9. Sleepless in Taipei
At Marquee (16-1 Xinyi Road, Section 5; marquee-taipei.com), expats and locals mingle under chandeliers and sip high-end drinks concocted by deft mixologists (250 dollars). Marquee also features a serious dinner-service menu in its faux-Victorian lounges. For techno and hip-hop, proceed to Luxy (197 Zhongxiao East Road, Section 4, 5F; luxy-taipei.com; cover, 700 dollars). One of Taipei’s largest nightclubs, this go-to spot becomes just as packed as the streets of Taipei. Wind down at Roxy 99 (218 Jinshan South Road, Section 2; roxy.com.tw), a hole-in-the-wall rock and alternative club where libations flow past sunrise (on Wednesdays before 9 p.m., two beers come free).
10. Got Soy Milk?
After catching a light snooze, start your morning with a Taiwanese-style breakfast at Fuhang Doujiang (108 Zhongxiao East Road, Section 1; 886-2-2392-2175 ). Order shaobing youtiao, a dry-roasted flatbread dotted with sesame and wrapped around a light cruller (50 dollars). Add an omelet for textural contrast. The drink of choice, soy milk, is made from scratch daily and served hot or cold, sweet or savory (20 to 30 dollars). Enjoy its nutty aroma and silken consistency as is, or use as a dip for the shaobing youtiao. For a more mom-and-pop shop aesthetic, visit Sihai Doujiang (232 Jinshan South, Section 2; 886-2-2395-8858 ) for another morning delight, doehua: velvety soy custard and soft peanuts glistening in a bowl of simple syrup (25 dollars).
11. Evil Spirits Begone
Weekly visits to Hsingtian Temple (109 Minquan East Road, Section 2), on Minquan East Road, are said to ensure career and personal success. Like most temples in Taiwan, it is dedicated to some amalgam of religious and folk deities. The visit begins with contributing to a plate of food offerings; take it as an opportunity to divest yourself of leftover snacks forbidden by airport security. At the end of long but fast-moving lines, incense-assisted temple functionaries chase away the evil spirits responsible for disturbances like fatigue, anorexia and tantrums. Make the rounds as the Taiwanese do: draw a bamboo fortune, toss wooden wedges for answers to burning “yes, no, maybe” questions, and pray to the gods for personal and national fiscal responsibility. Before leaving the temple, pick up a fragrant blessing bag to protect you on your travels.

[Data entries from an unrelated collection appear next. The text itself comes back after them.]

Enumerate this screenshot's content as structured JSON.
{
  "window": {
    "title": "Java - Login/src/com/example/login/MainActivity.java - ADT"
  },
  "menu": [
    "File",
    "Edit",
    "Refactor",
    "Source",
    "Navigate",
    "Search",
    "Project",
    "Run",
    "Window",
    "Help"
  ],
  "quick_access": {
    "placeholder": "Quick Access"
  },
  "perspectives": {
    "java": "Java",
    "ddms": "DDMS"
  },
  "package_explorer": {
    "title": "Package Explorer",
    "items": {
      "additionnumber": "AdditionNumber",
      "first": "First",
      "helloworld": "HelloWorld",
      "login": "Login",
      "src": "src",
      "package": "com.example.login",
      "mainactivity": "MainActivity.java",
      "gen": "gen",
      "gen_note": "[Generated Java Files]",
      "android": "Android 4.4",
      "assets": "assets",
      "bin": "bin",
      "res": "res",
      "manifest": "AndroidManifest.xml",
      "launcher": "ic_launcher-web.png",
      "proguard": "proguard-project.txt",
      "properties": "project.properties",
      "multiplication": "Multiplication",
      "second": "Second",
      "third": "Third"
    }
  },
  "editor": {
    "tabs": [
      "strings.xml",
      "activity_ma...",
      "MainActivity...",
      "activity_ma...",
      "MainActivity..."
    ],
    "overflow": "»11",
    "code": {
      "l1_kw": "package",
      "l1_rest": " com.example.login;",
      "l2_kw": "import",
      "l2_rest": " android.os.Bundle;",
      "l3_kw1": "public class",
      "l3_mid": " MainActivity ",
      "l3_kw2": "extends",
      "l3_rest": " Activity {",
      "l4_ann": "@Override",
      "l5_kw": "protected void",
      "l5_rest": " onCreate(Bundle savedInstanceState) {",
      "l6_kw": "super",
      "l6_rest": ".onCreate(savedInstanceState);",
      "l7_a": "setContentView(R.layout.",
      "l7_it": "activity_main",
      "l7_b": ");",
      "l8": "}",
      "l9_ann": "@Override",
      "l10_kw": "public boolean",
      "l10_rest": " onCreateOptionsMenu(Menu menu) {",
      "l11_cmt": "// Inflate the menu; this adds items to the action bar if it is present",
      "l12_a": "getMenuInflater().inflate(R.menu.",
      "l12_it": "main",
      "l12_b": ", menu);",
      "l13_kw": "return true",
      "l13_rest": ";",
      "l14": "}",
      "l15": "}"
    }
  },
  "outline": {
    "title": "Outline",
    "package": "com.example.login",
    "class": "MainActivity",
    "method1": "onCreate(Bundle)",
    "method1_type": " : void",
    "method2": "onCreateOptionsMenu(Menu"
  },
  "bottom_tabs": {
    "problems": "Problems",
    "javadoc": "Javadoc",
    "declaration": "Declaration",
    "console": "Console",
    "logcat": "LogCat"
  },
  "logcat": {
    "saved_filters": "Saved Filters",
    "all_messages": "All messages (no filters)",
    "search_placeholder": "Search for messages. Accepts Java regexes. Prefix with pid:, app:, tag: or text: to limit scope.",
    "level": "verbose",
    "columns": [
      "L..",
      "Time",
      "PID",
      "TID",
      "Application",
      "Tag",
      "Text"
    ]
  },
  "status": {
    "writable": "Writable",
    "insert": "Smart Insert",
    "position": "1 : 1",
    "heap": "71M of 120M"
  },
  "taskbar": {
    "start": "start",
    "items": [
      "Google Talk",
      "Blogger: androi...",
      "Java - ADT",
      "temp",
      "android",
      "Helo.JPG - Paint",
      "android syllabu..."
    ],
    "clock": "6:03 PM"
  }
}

Royal Inn Taipei (1 Nanjing West Road; www.royal-inn-taipei.com.tw) is an economical and comfortable option in the busy Zhongshan district. Doubles, 4,000 Taiwan dollars (about $140).
Just Sleep Ximen Ding (41 Zhong Hua Road, Section 1; www.justsleep.com.tw) is a slick yet moderately priced option in the old city center. Doubles, 3,900 dollars.
Ambience (64 Chang-an East Road, Section 1; ambiencehotel.com.tw) is a boutique hotel with Philippe Starck and Ferruccio Laviani furniture. Doubles, 4,600 dollars.